Monday, April 14, 2014


The approach broker / dealers adopted early on in the development of application technology was to develop product-centric systems. For example a, equity system fro equities, a government systems for Treasury and a MBS system for mortgage backed securities. As a result, today firm have multiple processing platforms, each supporting specific products. The driver behind this approach was to create a template system that could be cloned to support other product systems. For example if the base fixed income system was the Treasury bond system, it could be used as the foundation for corporate and municipal bonds. Extraneous or unneeded functionality would be stripped while new functionality unique to corporate and municipal bonds would be added. This allowed firms to avoid "reinventing the wheel" each time they introduced a new product and sped up the process as well.

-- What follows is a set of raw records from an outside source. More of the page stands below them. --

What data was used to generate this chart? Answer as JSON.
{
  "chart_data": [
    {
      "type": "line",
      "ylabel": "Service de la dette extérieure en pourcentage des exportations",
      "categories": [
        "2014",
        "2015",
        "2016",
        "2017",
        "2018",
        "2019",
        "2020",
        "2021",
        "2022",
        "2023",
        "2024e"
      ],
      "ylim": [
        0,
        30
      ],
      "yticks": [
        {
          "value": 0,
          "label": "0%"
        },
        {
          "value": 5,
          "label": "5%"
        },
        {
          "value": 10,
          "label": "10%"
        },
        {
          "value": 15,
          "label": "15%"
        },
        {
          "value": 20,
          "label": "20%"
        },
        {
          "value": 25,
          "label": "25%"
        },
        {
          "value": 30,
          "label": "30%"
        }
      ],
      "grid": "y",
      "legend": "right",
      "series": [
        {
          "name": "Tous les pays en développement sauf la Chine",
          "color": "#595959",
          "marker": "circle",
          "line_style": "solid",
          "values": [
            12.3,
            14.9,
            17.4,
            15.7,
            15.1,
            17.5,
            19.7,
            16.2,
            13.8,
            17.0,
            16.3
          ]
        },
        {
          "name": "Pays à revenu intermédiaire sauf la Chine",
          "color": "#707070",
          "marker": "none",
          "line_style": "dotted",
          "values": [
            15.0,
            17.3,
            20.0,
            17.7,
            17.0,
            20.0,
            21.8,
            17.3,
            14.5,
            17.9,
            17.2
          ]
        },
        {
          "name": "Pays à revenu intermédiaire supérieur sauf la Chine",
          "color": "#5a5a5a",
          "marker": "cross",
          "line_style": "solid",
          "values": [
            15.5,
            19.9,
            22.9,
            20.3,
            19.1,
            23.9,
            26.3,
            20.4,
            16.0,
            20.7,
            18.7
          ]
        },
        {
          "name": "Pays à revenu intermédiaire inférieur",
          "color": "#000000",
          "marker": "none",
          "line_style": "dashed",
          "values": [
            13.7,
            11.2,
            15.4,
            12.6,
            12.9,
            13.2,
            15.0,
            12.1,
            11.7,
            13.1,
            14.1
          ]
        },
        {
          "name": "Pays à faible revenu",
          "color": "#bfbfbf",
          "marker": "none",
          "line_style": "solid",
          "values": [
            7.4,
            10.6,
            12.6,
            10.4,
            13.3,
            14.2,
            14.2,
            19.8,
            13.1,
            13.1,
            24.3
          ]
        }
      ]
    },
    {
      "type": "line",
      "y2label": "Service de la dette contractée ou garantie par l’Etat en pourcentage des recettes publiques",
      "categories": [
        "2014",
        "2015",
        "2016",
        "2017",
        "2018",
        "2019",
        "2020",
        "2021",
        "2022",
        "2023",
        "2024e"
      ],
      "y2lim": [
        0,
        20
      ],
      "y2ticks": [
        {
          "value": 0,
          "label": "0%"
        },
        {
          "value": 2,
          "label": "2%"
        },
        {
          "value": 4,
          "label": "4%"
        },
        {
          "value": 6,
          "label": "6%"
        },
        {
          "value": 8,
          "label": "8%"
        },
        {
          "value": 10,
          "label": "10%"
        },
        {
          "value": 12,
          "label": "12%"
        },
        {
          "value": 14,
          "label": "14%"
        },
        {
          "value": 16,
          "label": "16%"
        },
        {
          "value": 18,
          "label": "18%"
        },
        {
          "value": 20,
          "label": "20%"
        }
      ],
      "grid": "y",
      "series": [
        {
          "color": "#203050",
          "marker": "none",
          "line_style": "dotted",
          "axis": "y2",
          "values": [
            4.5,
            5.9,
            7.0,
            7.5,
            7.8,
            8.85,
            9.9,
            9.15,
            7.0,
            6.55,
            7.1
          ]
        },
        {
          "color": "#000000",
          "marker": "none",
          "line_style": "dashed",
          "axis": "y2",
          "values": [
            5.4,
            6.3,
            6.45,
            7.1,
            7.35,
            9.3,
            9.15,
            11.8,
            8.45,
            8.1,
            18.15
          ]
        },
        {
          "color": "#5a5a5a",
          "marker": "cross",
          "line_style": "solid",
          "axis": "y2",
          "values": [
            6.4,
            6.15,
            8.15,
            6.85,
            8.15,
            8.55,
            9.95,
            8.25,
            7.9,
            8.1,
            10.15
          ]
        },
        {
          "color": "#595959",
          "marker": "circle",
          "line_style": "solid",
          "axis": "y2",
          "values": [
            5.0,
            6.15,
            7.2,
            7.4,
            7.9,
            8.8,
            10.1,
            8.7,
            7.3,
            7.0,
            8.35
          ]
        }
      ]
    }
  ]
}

The outcomes were many similar, but different processing systems, each requiring expertise, maintenance and support. For example some products settled one day after trade date, others five days after trade date while mortgage backed securities can settle up to six month after trade date. Differences were pervasive throughout the trade life-cycle as well as in reference data, trade entry, and asset servicing and reporting. This required systems developers and maintenance staff to have current and relevant expertise and knowledge of each product and the related processing functions. The bottom line is that this resulted in increased information technology costs and often delayed new functionality and updates to be applied, even today.

Firms are still struggling to find an approach to address this challenge.  In the past 30+ years have seen many innovations in database design, programming languages and other advances that can provide benefits to financial services firms processing systems. But first they must reduce the number of product-centric systems to facilitate an efficient future environment. There are various alternatives; one is to build a new multi-product system to replace the product-centric systems. But the alternatives require a major effort in cost and resources. And have to be done in the current environment of keeping costs down.

         What is your opinion about this?

          Does this cause firms to less competitive?
                                Are there other viable approaches available?